I'm all about taking a humble salad and making it heartier and more filling and this Mediterranean Salmon Salad does exactly that! It's packed with fresh vegetables, a vibrant lemon dressing, and topped with crispy capers. It’s light but satisfying, full of fresh flavor, and perfect for lunch or a quick dinner.
Cook the Salmon. Preheat your oven to 400°F (200°C). Season ¾ lbs Salmon filet with 1 tsp Olive oil, 1 tbsp Lemon juice, ½ tsp Kosher salt, and ¼ tsp Black pepper. Roast for about 10–12 minutes, or until just cooked through. Set aside to cool slightly, then flake into large chunks.
Crisp the Capers. Heat 2 tbsp Olive oil in a small skillet over medium heat. Add 3 tbsp Capers (drained and patted dry) and fry for 2–3 minutes until they’re golden and crunchy. Transfer to a paper‑towel‑lined plate to drain.
Make the Dressing. In a small bowl, whisk together 3 tbsp Extra virgin olive oil, 2 tbsp Lemon juice, 2 tsp Dijon mustard, 1 Small garlic clove (grated), ½ tsp Kosher salt, and ¼ tsp Black pepper until emulsified.
Assemble the Salad. In a large serving bowl or large serving platter, combine 4 cups Mixed greens, 1 Persian cucumber (diced), 1 cup Cherry tomatoes (halved), ½ Small red onion (thinly sliced), ¼ cup Olives (whole or chopped), and 2 tbsp Fresh dill (chopped). Drizzle with the lemon herb dressing and toss to coat. Taste and adjust seasoning as needed.
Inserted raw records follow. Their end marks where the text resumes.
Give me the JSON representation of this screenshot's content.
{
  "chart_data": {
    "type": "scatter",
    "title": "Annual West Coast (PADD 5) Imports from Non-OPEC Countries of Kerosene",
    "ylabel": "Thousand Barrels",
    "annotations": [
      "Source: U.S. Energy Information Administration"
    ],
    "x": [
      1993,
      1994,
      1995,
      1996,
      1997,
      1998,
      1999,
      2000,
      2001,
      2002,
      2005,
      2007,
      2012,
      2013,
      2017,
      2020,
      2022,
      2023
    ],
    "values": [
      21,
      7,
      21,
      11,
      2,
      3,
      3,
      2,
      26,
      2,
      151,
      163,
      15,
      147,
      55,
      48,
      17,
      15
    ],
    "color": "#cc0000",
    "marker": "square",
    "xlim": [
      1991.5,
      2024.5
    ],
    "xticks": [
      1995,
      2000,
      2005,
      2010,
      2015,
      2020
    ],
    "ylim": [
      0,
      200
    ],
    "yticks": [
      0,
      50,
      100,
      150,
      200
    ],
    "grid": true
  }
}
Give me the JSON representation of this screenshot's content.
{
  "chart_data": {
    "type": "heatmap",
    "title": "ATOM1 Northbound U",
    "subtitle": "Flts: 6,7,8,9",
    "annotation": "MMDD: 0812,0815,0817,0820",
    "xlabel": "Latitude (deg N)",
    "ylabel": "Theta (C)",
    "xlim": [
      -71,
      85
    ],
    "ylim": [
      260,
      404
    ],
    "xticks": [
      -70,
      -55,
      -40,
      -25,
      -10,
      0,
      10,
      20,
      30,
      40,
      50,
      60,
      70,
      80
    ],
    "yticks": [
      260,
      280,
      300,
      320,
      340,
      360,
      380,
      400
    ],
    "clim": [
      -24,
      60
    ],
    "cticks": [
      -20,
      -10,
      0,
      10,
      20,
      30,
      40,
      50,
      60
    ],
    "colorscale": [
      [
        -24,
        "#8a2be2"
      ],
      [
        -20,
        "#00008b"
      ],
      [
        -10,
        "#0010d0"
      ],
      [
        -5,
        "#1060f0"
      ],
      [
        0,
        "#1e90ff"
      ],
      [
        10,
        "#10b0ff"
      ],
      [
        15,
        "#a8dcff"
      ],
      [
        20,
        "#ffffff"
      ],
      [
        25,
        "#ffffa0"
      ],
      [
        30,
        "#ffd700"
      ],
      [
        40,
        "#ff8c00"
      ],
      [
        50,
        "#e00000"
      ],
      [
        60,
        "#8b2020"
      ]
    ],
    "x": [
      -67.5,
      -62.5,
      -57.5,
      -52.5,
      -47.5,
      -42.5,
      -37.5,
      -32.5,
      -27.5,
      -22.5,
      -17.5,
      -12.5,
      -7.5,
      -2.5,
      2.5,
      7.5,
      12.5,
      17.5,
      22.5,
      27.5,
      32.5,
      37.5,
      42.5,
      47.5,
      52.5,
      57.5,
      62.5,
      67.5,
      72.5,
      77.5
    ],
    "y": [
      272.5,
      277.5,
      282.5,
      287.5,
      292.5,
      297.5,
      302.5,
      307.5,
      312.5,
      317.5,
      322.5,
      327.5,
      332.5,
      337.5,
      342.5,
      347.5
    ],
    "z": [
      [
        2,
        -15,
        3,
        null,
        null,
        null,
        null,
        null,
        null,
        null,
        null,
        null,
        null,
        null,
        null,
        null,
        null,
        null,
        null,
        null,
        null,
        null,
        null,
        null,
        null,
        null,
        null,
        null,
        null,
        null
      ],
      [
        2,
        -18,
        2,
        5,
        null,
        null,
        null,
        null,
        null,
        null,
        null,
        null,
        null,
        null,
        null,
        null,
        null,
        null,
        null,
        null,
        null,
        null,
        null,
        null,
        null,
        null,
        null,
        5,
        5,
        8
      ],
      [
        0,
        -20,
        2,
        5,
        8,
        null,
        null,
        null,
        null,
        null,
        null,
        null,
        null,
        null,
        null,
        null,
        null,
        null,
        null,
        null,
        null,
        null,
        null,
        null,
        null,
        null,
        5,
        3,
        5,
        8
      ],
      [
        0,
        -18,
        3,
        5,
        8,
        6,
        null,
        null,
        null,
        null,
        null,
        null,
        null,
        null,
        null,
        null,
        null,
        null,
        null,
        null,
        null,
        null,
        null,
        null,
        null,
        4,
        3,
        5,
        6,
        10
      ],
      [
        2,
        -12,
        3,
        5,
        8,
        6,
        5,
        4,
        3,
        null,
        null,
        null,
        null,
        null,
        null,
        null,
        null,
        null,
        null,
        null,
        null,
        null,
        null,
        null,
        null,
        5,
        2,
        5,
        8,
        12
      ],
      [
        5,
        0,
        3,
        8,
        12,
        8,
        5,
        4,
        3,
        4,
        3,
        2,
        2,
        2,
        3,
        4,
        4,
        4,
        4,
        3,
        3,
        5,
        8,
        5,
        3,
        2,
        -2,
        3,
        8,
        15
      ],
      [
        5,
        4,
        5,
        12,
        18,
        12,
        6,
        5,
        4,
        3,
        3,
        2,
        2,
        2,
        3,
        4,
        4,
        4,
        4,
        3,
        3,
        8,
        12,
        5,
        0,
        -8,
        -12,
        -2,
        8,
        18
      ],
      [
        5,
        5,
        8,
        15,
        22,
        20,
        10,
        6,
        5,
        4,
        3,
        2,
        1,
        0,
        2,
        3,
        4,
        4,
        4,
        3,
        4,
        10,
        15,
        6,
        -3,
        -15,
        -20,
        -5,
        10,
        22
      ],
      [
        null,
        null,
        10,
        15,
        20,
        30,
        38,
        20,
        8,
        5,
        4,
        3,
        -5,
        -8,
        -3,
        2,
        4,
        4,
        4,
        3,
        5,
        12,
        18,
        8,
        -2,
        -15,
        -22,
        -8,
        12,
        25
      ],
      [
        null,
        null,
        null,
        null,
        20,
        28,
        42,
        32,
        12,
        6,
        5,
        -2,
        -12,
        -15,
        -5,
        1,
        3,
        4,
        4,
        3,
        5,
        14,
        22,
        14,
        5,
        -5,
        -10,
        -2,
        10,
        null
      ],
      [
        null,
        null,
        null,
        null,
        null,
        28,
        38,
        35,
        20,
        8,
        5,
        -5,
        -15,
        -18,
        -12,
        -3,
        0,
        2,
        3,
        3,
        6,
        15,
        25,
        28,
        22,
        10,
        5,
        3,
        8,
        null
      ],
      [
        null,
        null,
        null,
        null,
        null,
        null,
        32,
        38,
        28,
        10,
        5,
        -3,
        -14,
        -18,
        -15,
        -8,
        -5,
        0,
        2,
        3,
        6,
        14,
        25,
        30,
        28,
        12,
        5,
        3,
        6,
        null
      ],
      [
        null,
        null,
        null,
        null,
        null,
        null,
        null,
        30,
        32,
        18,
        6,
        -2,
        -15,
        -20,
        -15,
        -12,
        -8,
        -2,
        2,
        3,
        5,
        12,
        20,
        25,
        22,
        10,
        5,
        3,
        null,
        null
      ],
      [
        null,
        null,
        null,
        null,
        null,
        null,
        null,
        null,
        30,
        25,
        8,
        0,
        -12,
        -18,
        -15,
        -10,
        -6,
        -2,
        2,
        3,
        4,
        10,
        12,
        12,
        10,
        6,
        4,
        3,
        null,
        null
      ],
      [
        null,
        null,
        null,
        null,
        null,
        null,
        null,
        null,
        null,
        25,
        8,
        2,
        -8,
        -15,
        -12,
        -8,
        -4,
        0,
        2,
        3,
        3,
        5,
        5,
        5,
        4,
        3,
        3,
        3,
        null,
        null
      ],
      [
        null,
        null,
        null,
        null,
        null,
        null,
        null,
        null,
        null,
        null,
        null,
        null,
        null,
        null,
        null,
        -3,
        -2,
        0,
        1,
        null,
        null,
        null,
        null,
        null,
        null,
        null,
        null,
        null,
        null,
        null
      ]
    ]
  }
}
Dress and Serve. Top the dressed salad with flaked salmon and those irresistible crispy capers. Garnish with more fresh dill if you like. Serve right away.
Notes
Refer to the post above for step-by-step recipe photos, tips and advice. Key Ingredient Notes:
Salmon filet: Skin-on or skinless both work. Choose center-cut pieces for even cooking. Obviously, fresh would be great, but most salmon available at the grocery store these days is thawed, so there’s no shame in buying frozen fillets and thawing them yourself at home. Could you use canned salmon in this recipe? Sure, in a pinch. But I personally wouldn’t.
Fresh Herbs: A salad like this really needs some added freshness from fresh dill. You can substitute with fresh parsley if that’s what you have on hand.
Olives: I like the addition of olives in this salad, as they reinforce the Mediterranean flavor profile. You can use green olives, kalamata olives, or a combination. It’s totally up to you!
Capers: I always have capers in brine on hand and use them in many of my Greek and Mediterranean recipes.
Dijon Mustard: Adds a subtle sharpness to the dressing, but most importantly it helps emulsify the acid and oil. You end up with a creamy dressing instead of one that splits.